The novel extends Leonard’s Depression-era Oklahoma saga into World War II, using the home-front setting to explore themes of loyalty, identity, and the ambiguity of wartime allegiance. The Detroit setting connects the book to Leonard’s contemporary crime novels while the period detail — rationing, war bonds, Japanese internment — grounds it in specific historical reality.
Honey Deal
Honey Deal is one of Leonard’s most appealing female characters: smart, independent, and unintimidated by the men around her — whether they are federal marshals or Nazi sympathisers. Her evolving relationship with Carlos provides the novel’s emotional core, and Leonard handles the romance with the same unsentimental directness he brings to his crime plots.
Wartime Detroit
Detroit in the 1940s was the “Arsenal of Democracy” — the centre of American war production — and its German-American community was under intense suspicion. Leonard uses this setting to explore the tensions between patriotism and ethnic loyalty, between individual identity and collective suspicion. The escaped POWs are not cartoon Nazis but confused, frightened men caught in circumstances they cannot control.
Collecting Up in Honey’s Room
First edition (2007, William Morrow, New York): Boards with dust jacket.
Approximate market values:
- Fine/Fine in dust jacket: $20–$40
- Signed first edition: $50–$150
- Without jacket: $5–$10
Value trajectory (2016–2026): Minimal. A minor late-period Leonard.
Projected values (2026–2036): Modest. Signed copies should reach $100–$300.
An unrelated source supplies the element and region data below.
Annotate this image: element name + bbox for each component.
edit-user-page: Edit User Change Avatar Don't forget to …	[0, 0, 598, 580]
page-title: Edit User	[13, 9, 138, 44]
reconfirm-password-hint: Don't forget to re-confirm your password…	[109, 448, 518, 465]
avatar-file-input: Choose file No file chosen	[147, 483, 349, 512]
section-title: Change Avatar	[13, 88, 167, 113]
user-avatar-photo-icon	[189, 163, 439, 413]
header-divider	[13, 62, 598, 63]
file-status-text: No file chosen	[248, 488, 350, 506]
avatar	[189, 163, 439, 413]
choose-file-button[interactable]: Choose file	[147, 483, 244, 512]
Frequently Asked Questions
Do I need to read The Hot Kid first? It helps — Carlos Webster’s character is established in The Hot Kid, and some plot threads carry over — but the novel works as a standalone.
How does this compare to Leonard’s contemporary crime novels? The period setting gives it a different texture — more leisurely, more atmospheric — but the method is identical: sharp dialogue, morally complex characters, and a plot that resolves through character rather than action.